Alguns deles deram ainda o passo de contemplar os elos entre a consciência física e a dos níveis superiores, e têm, portanto, a indubitável vantagem de se lembrarem, na vida de vigília do que fizeram e aprenderam nesses outros mundos; mas há muitos outros que, se bem que ainda sejam incapazes de manter ininterrupta a sua consciência, contudo não perdem as horas em que julgam que estão dormindo, pois que as ocupam em trabalho nobre e dedicado em favor dos seus semelhantes.
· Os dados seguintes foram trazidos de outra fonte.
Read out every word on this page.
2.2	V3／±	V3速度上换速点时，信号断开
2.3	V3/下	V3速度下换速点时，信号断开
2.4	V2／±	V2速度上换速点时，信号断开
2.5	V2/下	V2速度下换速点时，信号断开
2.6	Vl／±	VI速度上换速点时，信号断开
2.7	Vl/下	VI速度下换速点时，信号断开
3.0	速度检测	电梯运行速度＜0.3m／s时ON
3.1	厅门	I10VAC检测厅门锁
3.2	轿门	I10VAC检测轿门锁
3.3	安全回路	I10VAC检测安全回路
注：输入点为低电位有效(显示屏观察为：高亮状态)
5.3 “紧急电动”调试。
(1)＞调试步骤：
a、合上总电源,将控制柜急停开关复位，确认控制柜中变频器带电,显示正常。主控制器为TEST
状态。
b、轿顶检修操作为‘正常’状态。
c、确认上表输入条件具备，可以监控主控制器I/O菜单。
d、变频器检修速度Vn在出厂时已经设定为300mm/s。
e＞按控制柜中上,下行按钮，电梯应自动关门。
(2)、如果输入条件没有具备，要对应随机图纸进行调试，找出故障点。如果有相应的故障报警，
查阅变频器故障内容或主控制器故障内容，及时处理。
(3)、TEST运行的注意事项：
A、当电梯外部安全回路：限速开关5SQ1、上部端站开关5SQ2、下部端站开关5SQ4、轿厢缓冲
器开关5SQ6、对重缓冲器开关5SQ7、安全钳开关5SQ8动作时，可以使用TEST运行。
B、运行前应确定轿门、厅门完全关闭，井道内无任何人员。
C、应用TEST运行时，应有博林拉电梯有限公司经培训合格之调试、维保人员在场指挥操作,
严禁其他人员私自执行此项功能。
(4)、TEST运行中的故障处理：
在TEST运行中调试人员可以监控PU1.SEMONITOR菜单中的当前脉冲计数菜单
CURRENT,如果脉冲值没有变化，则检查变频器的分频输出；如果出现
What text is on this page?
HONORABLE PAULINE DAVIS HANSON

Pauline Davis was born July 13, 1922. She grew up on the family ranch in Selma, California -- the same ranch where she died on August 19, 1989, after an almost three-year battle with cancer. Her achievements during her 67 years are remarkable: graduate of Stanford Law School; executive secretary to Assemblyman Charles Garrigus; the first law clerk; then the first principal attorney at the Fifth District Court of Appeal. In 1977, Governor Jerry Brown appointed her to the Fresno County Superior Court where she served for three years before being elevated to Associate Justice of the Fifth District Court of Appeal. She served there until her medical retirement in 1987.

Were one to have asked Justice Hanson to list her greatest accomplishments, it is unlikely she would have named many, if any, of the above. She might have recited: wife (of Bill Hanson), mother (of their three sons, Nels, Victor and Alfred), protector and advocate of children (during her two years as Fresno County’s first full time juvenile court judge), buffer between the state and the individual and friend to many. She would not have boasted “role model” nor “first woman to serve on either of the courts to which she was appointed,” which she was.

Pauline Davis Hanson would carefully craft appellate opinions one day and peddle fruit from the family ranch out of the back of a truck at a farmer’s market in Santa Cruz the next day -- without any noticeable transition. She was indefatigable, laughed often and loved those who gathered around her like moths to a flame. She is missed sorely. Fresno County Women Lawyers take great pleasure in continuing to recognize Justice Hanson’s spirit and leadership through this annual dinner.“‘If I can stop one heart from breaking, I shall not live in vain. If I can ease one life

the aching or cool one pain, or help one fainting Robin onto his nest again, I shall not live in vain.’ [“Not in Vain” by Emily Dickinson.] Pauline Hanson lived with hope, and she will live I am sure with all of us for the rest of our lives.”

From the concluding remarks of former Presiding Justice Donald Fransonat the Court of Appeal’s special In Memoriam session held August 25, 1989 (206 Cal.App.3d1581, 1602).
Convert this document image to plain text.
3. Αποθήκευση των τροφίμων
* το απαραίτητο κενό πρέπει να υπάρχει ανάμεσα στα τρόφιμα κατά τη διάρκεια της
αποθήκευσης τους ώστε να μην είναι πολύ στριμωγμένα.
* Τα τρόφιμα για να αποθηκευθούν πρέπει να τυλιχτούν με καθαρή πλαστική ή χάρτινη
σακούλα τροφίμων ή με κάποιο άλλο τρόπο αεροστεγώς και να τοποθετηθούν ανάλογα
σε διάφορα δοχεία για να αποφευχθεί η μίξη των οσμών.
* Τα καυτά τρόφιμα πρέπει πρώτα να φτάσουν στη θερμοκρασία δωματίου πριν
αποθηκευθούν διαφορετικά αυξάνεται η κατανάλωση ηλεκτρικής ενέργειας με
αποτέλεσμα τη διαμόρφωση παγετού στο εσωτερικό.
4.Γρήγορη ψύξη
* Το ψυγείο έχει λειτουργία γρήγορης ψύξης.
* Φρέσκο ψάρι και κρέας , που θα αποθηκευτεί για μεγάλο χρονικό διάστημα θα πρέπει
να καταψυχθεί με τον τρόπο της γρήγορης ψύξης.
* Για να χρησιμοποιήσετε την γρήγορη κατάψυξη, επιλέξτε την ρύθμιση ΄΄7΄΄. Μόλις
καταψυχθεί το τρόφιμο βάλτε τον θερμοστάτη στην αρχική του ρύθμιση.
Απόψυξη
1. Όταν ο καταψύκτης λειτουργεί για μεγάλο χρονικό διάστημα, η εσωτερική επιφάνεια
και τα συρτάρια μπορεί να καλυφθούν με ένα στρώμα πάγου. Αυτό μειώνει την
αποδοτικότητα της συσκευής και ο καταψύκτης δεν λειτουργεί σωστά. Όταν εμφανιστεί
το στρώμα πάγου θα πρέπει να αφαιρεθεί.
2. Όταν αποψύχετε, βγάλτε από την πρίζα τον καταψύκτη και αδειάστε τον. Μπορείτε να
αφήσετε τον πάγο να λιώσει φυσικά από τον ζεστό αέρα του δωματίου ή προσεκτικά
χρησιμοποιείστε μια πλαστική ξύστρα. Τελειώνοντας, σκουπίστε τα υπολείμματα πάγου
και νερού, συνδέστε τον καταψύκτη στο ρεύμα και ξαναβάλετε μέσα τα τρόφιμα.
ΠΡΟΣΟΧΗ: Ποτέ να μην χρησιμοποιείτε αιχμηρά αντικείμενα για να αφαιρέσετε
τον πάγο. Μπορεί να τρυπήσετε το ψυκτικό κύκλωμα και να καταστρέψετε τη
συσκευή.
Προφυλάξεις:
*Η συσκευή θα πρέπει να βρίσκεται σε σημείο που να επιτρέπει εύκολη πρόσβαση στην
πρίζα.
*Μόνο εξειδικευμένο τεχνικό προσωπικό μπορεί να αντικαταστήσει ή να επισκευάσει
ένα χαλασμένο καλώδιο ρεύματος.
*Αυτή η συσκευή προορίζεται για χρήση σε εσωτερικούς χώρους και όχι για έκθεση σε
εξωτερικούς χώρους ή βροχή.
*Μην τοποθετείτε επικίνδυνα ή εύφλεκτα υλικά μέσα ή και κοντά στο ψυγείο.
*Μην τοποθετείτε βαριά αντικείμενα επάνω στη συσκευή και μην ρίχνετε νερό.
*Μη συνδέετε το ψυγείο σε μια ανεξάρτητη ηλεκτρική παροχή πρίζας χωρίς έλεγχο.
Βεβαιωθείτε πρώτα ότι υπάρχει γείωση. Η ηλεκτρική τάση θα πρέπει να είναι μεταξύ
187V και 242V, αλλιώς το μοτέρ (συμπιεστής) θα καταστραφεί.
O que seja esse trabalho, é o que passaremos a considerar, mas antes de entrarmos nessa parte do assunto, responderemos primeiro a uma objeção que frequentes vezes surge com respeito a esse trabalho, e afastaremos também os casos relativamente raros em que os agentes são ou espíritos da natureza ou indivíduos que abandonaram o corpo físico.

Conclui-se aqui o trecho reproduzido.